On the earnings front, Thomson Reuters Corp. says its adjusted earnings for the latest quarter was 48 cents a share, which beat analyst estimates. But its shares were down 56 cents to $35.81.

WestJet Airlines Ltd. says it earned net income of $44.7-million in the second quarter, or 34 cents per diluted share, a penny higher than analyst estimates. That compared to $42.5-million, or 31 cents per share, a year ago. Revenue came in at $843.69-million, an increase from $809.28-million a year ago but below an analyst estimate of $860.7-million and its shares slipped 36 cents to $19.77.

In the U.S., drugmaker Pfizer Inc. said its second-quarter net income more than quadrupled, helped by the sale of its animal health business. The world’s second-largest drug company, which makes Viagra, along with the pain medicines Lyrica and Celebrex, earned $14.1-billion, or $1.98 per share. That compares with $3.25-billion, or 43 cents per share, a year earlier. Earnings ex-items were 56 cents a share, a penny better than expected and its shares gained 46 cents to $30 (U.S.).

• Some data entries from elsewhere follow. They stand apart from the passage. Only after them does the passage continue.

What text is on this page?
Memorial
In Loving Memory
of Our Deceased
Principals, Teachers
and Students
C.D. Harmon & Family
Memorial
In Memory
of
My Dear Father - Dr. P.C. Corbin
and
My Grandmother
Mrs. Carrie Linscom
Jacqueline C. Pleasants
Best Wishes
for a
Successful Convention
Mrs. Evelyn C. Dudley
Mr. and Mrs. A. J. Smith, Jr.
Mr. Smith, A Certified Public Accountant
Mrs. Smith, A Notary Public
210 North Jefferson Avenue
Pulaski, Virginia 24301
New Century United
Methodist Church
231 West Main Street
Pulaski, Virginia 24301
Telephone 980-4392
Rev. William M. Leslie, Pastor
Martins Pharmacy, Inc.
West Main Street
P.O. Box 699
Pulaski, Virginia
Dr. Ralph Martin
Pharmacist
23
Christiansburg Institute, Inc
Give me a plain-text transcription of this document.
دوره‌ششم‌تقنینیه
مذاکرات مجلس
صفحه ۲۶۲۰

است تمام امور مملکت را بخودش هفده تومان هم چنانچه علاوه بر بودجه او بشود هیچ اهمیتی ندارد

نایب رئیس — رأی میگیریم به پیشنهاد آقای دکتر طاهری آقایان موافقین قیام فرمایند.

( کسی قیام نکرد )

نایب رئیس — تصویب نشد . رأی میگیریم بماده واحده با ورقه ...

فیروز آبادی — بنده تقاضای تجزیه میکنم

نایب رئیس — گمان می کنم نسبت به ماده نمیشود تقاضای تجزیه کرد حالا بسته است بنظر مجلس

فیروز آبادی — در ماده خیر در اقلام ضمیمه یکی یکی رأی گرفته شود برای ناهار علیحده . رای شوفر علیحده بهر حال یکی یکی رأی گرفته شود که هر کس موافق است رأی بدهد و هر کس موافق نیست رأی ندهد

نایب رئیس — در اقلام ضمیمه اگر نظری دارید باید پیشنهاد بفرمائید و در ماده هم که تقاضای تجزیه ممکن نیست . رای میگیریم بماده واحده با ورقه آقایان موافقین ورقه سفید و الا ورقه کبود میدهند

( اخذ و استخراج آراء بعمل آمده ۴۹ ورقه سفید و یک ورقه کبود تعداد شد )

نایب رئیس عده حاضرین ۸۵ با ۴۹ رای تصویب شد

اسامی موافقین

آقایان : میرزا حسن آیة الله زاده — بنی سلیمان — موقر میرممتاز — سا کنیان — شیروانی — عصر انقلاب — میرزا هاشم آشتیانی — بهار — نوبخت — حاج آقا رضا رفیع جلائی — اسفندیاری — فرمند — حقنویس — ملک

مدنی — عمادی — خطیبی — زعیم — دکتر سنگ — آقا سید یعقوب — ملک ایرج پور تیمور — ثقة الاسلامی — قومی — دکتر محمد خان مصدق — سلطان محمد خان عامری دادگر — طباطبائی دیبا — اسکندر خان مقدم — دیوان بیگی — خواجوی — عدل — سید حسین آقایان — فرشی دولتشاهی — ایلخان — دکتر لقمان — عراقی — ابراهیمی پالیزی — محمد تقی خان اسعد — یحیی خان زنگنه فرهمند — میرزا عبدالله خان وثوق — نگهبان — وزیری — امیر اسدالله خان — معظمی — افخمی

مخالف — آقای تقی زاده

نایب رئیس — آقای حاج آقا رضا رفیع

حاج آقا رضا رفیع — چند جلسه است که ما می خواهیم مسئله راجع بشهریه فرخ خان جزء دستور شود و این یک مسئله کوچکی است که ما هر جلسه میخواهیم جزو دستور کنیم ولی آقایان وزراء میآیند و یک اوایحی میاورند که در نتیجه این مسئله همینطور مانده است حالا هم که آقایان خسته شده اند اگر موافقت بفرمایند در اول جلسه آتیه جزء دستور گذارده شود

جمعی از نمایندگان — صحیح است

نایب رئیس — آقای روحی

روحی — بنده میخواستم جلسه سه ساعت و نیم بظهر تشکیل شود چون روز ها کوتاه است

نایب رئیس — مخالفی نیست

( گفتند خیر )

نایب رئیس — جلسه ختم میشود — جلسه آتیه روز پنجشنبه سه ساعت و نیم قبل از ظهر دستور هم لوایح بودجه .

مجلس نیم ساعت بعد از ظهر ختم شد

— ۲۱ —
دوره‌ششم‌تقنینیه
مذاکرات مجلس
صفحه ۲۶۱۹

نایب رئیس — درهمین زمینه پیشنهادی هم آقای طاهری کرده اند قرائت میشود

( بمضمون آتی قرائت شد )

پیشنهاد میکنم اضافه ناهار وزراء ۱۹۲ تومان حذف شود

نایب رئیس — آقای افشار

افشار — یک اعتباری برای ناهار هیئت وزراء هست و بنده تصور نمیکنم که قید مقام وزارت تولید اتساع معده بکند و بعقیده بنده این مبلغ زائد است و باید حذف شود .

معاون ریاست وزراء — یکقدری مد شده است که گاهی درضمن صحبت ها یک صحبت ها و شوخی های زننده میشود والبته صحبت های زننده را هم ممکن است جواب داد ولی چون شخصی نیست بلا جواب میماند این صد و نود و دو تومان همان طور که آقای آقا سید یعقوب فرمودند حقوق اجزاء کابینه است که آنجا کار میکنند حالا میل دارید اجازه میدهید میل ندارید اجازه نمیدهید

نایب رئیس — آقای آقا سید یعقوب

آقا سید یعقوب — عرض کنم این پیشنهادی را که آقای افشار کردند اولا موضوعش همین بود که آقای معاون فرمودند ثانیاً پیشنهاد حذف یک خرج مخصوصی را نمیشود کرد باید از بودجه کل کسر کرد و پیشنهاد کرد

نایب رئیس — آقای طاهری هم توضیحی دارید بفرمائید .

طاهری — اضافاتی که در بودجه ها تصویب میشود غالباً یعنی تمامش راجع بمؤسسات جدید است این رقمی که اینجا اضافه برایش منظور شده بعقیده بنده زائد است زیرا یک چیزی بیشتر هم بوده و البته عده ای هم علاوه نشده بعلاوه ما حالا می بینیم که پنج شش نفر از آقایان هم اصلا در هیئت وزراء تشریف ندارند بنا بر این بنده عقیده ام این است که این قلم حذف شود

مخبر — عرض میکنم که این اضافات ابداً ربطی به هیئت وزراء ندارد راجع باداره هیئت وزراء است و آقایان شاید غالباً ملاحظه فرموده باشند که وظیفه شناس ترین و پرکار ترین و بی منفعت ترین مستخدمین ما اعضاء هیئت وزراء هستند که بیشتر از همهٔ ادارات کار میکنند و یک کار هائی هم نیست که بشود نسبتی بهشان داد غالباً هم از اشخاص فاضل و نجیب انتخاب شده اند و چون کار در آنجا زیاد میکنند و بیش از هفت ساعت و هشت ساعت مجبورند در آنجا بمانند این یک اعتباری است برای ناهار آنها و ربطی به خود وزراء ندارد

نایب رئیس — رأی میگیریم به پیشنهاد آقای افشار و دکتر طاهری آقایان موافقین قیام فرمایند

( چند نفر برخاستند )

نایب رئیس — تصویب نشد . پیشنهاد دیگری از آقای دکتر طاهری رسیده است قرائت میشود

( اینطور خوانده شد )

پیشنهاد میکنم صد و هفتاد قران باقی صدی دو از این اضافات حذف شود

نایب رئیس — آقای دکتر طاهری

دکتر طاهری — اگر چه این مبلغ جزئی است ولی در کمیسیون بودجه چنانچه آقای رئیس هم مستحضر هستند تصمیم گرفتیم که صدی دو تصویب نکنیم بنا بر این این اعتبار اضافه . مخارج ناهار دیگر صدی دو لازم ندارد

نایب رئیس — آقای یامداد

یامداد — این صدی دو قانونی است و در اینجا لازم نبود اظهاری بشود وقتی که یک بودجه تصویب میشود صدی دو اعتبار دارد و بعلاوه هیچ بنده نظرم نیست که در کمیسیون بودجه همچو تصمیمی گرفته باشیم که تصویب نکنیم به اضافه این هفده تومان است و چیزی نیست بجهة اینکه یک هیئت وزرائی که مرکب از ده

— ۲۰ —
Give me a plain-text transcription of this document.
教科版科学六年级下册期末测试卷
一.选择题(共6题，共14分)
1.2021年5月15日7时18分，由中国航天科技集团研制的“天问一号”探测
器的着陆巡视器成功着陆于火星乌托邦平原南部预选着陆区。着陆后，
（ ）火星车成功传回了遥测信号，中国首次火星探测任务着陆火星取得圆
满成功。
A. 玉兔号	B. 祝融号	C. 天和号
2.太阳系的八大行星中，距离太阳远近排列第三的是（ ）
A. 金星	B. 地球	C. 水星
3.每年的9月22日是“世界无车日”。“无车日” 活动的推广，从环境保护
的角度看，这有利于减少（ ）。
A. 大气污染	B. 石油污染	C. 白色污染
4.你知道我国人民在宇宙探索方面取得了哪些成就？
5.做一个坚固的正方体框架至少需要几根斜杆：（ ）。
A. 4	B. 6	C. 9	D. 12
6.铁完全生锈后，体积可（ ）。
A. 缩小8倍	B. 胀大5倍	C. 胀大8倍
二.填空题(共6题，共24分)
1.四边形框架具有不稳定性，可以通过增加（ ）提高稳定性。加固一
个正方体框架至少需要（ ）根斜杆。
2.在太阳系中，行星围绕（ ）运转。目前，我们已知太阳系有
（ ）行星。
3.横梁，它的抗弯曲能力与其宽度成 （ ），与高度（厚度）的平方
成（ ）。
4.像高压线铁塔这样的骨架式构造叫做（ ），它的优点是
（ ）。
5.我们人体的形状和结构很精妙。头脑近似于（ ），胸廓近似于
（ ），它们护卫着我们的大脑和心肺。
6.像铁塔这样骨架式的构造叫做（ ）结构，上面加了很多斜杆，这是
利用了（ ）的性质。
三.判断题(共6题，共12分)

In other corporate news, TD Bank Group says it expects recent severe flooding in Alberta and the Toronto area will cause a loss in its insurance business in the third quarter. It says TD Insurance faces an after-tax net loss of between $240-million to $290-million (Canadian) for the period, which includes the months of June and July. TD fell 89 cents to $88.

Earlier in Asia, Tokyo’s Nikkei 225 index closed 1.5 per cent higher despite a drop in industrial output for June. The Economy Ministry said manufacturing slipped 3.3 per cent from the month before in June and was 4.8 per cent lower than a year before.

Elsewhere in Asia, South Korea’s Kospi advanced 0.9 per cent while Hong Kong’s Hang Seng added 0.5 per cent.

European bourses advanced with London’s FTSE 100 index ahead 0.18 per cent, Frankfurt’s DAX rose 0.31 per cent and the Paris CAC 40 advanced 0.6 per cent.